The research project Welfare State Analytics: Text Mining and Modelling Swedish Politics, Media & Culture, 1945–1989 uses probabilistic methods and text-mining models to study three massive textual datasets from Swedish politics, news media, and literary culture. By topic modelling and distant reading a dataset from some 3,100 Swedish Government Official Reports, findings have been made which previous historical scholarship has neglected – or rather, cannot detect because of the limitations of traditional, smallscale examinations of only a few such reports. This article presents some of the project’s findings, but concentrates on the practical issues of curating large-scale textual datasets, and thus the possibilities – and shortcomings – of digital history research practices.

Large-scale textual datasets, often containing hundreds of millions of words, are a new type of empirical material that presents the historian with fresh challenges.

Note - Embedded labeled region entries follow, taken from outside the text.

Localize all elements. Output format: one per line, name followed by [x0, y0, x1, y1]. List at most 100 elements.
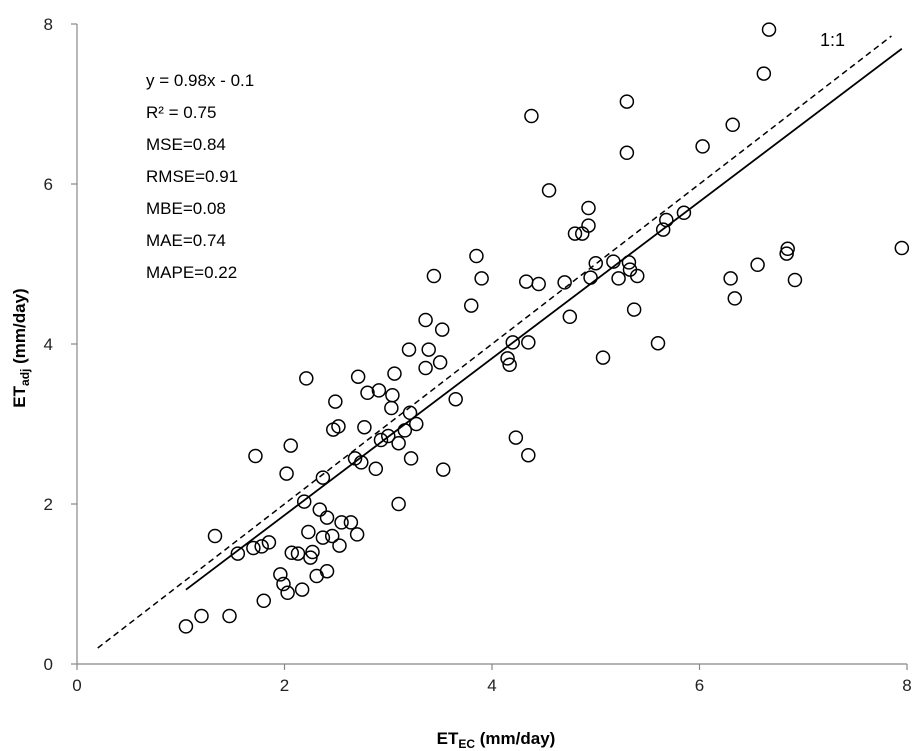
data-point: [469, 248, 484, 264]
data-point: [331, 419, 346, 434]
y-axis-title: ETadj (mm/day): [10, 288, 32, 407]
data-point: [401, 342, 417, 357]
data-point: [659, 212, 674, 228]
data-point: [630, 268, 645, 284]
stat-r-squared: R² = 0.75: [146, 103, 216, 122]
data-point: [508, 430, 524, 445]
data-point: [421, 342, 436, 357]
data-point: [222, 608, 237, 624]
data-point: [583, 270, 598, 285]
data-point: [315, 470, 331, 485]
data-point: [524, 108, 539, 124]
data-point: [432, 355, 448, 370]
data-point: [207, 528, 223, 544]
x-tick-label: 6: [695, 676, 704, 695]
data-point: [695, 139, 710, 154]
x-tick-label: 0: [72, 676, 81, 695]
data-points: [178, 22, 910, 634]
data-point: [595, 350, 611, 365]
x-tick-label: 4: [487, 676, 496, 695]
data-point: [294, 582, 310, 597]
data-point: [619, 145, 635, 161]
y-tick-label: 2: [44, 495, 53, 514]
data-point: [397, 423, 413, 438]
data-point: [301, 524, 316, 540]
fit-lines: [97, 35, 903, 649]
data-point: [332, 538, 347, 553]
data-point: [381, 428, 396, 444]
y-axis-title-unit: (mm/day): [10, 288, 29, 368]
y-tick-label: 0: [44, 655, 53, 674]
data-point: [391, 435, 406, 451]
data-point: [284, 545, 300, 561]
data-point: [230, 546, 246, 561]
data-point: [315, 530, 331, 545]
data-point: [626, 302, 642, 317]
x-axis-title-sub: EC: [458, 737, 475, 751]
data-point: [354, 455, 369, 470]
data-point: [349, 527, 365, 542]
y-tick-label: 6: [44, 175, 53, 194]
data-point: [588, 255, 603, 271]
reference-line-label: 1:1: [820, 30, 845, 50]
data-point: [296, 494, 312, 509]
x-axis-title-unit: (mm/day): [475, 729, 555, 748]
data-point: [725, 117, 740, 133]
y-tick-label: 8: [44, 15, 53, 34]
data-point: [761, 22, 777, 37]
data-point: [541, 183, 557, 198]
data-point: [894, 240, 910, 256]
data-point: [557, 275, 572, 290]
data-point: [256, 593, 271, 609]
data-point: [435, 462, 451, 477]
data-point: [464, 298, 479, 313]
data-point: [474, 271, 489, 286]
data-point: [246, 540, 261, 556]
stat-mse: MSE=0.84: [146, 135, 226, 154]
data-point: [562, 309, 578, 325]
data-point: [279, 466, 294, 481]
data-point: [319, 510, 335, 525]
data-point: [448, 391, 463, 407]
data-point: [350, 369, 366, 385]
data-point: [655, 222, 671, 237]
data-point: [299, 371, 314, 386]
data-point: [505, 335, 520, 350]
y-tick-label: 4: [44, 335, 53, 354]
y-axis-title-sub: adj: [18, 369, 32, 386]
data-point: [324, 528, 340, 544]
data-point: [611, 271, 626, 286]
x-axis-title-main: ET: [437, 729, 459, 748]
x-tick-label: 2: [280, 676, 289, 695]
data-point: [305, 544, 320, 560]
data-point: [723, 271, 738, 286]
x-tick-label: 8: [902, 676, 911, 695]
data-point: [581, 200, 596, 216]
data-point: [500, 351, 515, 366]
data-point: [384, 400, 399, 416]
data-point: [385, 387, 400, 403]
data-point: [334, 515, 349, 530]
data-point: [418, 360, 433, 376]
data-point: [178, 619, 194, 634]
linear-trend-line: [185, 48, 903, 591]
stat-mae: MAE=0.74: [146, 231, 226, 250]
data-point: [434, 322, 450, 337]
data-point: [371, 383, 387, 398]
data-point: [254, 539, 269, 554]
data-point: [273, 567, 288, 582]
data-point: [319, 563, 335, 579]
data-point: [387, 366, 402, 381]
data-point: [606, 254, 621, 269]
data-point: [402, 405, 418, 421]
data-point: [373, 432, 389, 448]
data-point: [521, 335, 536, 350]
data-point: [581, 218, 596, 233]
data-point: [280, 585, 295, 601]
data-point: [518, 274, 534, 289]
reference-line-1-to-1: [97, 35, 892, 649]
stat-mbe: MBE=0.08: [146, 199, 226, 218]
data-point: [727, 291, 743, 306]
stat-equation: y = 0.98x - 0.1: [146, 71, 254, 90]
data-point: [521, 447, 536, 463]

The preparation of datasets is usually a resource-intensive task, where algorithmic machine learning is combined with the manual curation of data, a process that compiles the empirical material into datasets  (in different versions).

Plainly, historical empirical material must be compiled into datasets to enable large-scale analyses, and such work can be laborious, as it depends on extensive programming efforts; what may come as a surprise is how complicated the relationship between data and empirical material can be in a digital-historical context, and the fact that preparing datasets is usually an iterative procedure that fundamentally changes the historical sources. In this type of research, compiled empirical material will usually result in several datasets, depending not only on how effective the available software is to curate and correct errors but also the specific research questions – given that data can be modelled in many ways. The relationship between empirical material and curated datasets is therefore complex, and highly dependent on both software and research practices.